Procédure devant la Cour :
Par une requête, enregistrée le 28 mars 2016, M.C..., représenté par MeA..., demande à la Cour :
1°) d'annuler le jugement n° 1510257 du 28 janvier 2016 du Tribunal administratif de Paris ;
2°) d'annuler, pour excès de pouvoir, l'arrêté du préfet de police du 28 avril 2015 ;
3°) d'enjoindre au préfet de police de réexaminer sa demande d'admission au séjour au titre de l'asile sous astreinte de 200 euros par jour de retard ;
4°) de mettre à la charge de l'Etat le versement de la somme de 1 500 euros sur le fondement de l'article L. 761-1 du code de justice administrative.
Il soutient que :
En ce qui concerne la décision refusant son admission au séjour au titre de l'asile :
- cette décision méconnaît les dispositions de l'article R. 741-2 du code de l'entrée et du séjour des étrangers et du droit d'asile ;
- elle méconnaît l'article 17 du règlement (UE) n° 604/2013 du 26 juin 2013 ;
En ce qui concerne la décision de remise aux autorités bulgares :
- cette décision méconnaît les articles 4 et 20§1 du règlement (UE) n° 604/2013 du
26 juin 2013 ;
- elle méconnaît l'article 5 du même règlement ;
- elle méconnaît l'article 18-1 du règlement (CE) nº 2725/2000 du Conseil du
11 décembre 2000 ;
- elle est illégale dès lors qu'elle se fonde sur la décision portant refus d'admission au séjour elle-même illégale.

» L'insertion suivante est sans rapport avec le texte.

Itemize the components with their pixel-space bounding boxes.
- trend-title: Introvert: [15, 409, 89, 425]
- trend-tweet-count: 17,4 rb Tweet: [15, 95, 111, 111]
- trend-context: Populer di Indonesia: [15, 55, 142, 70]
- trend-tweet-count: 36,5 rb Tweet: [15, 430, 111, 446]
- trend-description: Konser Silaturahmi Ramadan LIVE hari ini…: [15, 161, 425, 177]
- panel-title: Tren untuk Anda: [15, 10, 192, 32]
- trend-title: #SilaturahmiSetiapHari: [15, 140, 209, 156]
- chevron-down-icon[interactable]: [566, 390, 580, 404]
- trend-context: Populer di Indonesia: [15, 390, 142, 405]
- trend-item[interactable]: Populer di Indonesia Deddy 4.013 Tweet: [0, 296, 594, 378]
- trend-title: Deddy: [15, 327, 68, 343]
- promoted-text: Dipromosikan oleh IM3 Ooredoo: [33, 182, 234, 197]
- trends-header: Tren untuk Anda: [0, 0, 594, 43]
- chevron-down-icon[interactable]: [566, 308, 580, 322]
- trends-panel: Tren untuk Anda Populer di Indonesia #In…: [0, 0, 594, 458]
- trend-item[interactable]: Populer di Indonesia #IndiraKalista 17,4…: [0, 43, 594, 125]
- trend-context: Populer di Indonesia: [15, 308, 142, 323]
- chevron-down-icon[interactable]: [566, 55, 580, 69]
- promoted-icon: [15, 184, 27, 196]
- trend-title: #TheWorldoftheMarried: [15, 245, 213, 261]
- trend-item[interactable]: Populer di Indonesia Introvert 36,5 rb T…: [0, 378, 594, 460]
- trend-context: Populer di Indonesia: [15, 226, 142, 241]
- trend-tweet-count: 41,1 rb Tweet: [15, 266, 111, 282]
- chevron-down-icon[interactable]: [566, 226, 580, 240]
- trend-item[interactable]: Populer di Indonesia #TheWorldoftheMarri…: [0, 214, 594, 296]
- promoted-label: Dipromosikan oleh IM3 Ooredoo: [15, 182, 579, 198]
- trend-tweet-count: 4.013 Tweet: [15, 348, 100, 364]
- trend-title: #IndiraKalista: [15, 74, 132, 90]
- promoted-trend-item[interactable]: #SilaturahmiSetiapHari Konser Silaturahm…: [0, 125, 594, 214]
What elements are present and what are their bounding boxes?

La requête a été communiquée au préfet de police, qui n'a pas présenté de mémoire en défense.
Vu les autres pièces du dossier.
Vu :
- le règlement (CE) nº 2725/2000 du Conseil du 11 décembre 2000 concernant la création du système " Eurodac " pour la comparaison des empreintes digitales aux fins de l'application efficace de la convention de Dublin ;
- le règlement (UE) n° 604/2013 du Parlement européen et du Conseil du 26 juin 2013 établissant les critères et mécanismes de détermination de l'Etat membre responsable de l'examen d'une demande de protection internationale introduite dans l'un des Etats membres par un ressortissant de pays tiers ou un apatride ;
- le règlement d'exécution (UE) n° 118/2014 de la Commission du 30 janvier 2014 ;
- la directive 95/46/CE du Parlement européen et du Conseil du 24 octobre 1995 relative à la protection des personnes physiques à l'égard du traitement des données à caractère personnel et la libre circulation de ces données ;
- la directive 2003/9/CE du conseil du 27 janvier 2003 relative à des normes minimales pour l'accueil des demandeurs d'asile dans les Etats membres ;
- le code de l'entrée et du séjour des étrangers et du droit d'asile ;
- le code de justice administrative.
Le président de la formation de jugement a dispensé le rapporteur public, sur sa proposition, de prononcer des conclusions à l'audience.
Les parties ont été régulièrement averties du jour de l'audience.
Le rapport de Mme Larsonnier a été entendu au cours de l'audience publique.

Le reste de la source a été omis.